Nikaöj Sabzemòg le relató su vida como quien cuenta un cuento. De origen
búlgaro, como él, había atravesado todos los océanos sobre el lomo de una
ballena.
Cierta vez, en que Lazopat le dijo que era una suerte poder escribir como él lo
hacía, le contestó que la suerte era la voluntad de Dios y se encogió de
hombros.
Cuando concurría a la casa de Lazopat, no era extraño encontrarlo con el oído
atento a Wagner, mientras respiraba su mescolanza diaria de humo de cigarro y
espuma de cerveza.
Una tarde me entregó una abultada carpeta que contenía muchos de sus poemas
escritos en francés y me pidió que, si realmente me gustaban, los tradujese y
le buscase editor. Volví a su casa una semana después y ya no lo encontré.
Había cambiado de domicilio con la misma reserva que guardan los que cambian de
barrio al morir.
Hasta aquí el recuerdo de sus recuerdos y los míos. Han pasado ya muchos años.
No he vuelto a saber nada de él, y sin embargo, cada vez que pienso en lo que
significa ser poeta, no puedo dejar de recordarlo.
Publiqué sus poemas (poemas que yo sólo traduje). En la tapa del libro mi firma
y mi fotografía. De él, apenas su nombre en la dedicatoria.
La
decisión la tomé cuando recordé que el plagio sólo es válido si va seguido de
asesinato; y el arma que elegí fue el anagrama.
LA POESÍA DE XIUL LAZOPAT
Xiul Lazopat, a quien bien puedo considerar mi “negativo”, mi “otro yo” a la hora de ponerse "él" a escribir, es alguien a quien puedo convocar frente a un espejo y verlo en el límite de lo borroso sin llegar a desestructurar su imagen.
Su poesía es lógica y es no-racional, para no emplear el término equívoco de irracional.

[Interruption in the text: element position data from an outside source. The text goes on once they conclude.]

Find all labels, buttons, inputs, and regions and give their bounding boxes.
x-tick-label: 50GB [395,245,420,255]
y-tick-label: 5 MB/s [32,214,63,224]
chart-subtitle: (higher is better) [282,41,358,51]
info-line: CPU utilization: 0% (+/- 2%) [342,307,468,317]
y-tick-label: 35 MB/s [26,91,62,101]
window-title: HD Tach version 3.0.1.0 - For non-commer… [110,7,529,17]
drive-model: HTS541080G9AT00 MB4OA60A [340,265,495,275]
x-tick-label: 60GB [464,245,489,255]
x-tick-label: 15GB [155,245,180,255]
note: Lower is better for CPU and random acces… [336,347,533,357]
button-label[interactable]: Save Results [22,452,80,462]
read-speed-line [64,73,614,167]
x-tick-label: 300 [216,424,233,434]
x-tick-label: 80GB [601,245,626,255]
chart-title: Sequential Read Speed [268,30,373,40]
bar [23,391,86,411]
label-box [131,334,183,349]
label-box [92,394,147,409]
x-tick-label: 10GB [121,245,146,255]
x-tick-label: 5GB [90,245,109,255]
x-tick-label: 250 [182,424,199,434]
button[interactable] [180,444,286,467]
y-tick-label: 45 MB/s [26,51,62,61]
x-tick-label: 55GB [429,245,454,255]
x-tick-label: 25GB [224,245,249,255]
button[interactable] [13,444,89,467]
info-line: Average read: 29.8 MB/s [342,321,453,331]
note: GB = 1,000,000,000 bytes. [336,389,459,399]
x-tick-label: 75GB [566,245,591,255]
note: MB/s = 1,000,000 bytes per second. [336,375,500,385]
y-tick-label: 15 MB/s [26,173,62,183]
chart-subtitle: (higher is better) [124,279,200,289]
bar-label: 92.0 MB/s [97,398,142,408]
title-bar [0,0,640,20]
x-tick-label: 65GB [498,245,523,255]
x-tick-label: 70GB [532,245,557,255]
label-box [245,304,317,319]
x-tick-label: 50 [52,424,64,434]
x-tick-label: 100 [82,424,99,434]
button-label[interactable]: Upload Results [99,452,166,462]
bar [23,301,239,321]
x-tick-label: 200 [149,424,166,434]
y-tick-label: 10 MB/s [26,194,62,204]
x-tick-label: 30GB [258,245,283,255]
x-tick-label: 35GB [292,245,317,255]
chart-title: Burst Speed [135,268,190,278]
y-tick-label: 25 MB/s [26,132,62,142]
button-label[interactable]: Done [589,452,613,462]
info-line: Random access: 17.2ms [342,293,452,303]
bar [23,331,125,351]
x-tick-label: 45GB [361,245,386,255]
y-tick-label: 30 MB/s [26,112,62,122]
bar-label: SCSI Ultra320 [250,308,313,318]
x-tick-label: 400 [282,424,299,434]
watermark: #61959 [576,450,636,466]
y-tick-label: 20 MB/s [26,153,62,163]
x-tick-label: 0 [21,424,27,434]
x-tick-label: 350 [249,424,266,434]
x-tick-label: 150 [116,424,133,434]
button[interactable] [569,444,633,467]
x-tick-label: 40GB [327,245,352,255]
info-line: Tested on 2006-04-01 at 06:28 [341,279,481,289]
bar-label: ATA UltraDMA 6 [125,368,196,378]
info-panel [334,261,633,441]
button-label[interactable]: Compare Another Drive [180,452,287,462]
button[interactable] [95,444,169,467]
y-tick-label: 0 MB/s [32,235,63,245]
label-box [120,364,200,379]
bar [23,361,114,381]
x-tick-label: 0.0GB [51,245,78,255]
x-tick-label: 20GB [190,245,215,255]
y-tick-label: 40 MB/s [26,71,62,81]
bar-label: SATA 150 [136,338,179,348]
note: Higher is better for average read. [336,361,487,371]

Confinado al espejo, Xiul Lazopat, que viene ser “el otro”, podrá parecer el poeta del apartamiento, de la soledad o el de la existencia incumplida, cuando, en realidad, es alguien que buceando en lo desconocido pretende vivir una nueva experiencia poética. Lo que “él” busca es el lenguaje de lo inexpresable y la única norma que acepta es la de la libertad total, la de una poesía sin cánones.
Y es en ese ir y venir de imágenes frente al espejo que, para “el otro”, que es el que escribe los poemas, el “Otro él” soy yo. Y como yo soy el que después los termina firmando y da la cara, tengo la sensación de que, en alguna medida, soy alguien que está consumando un plagio.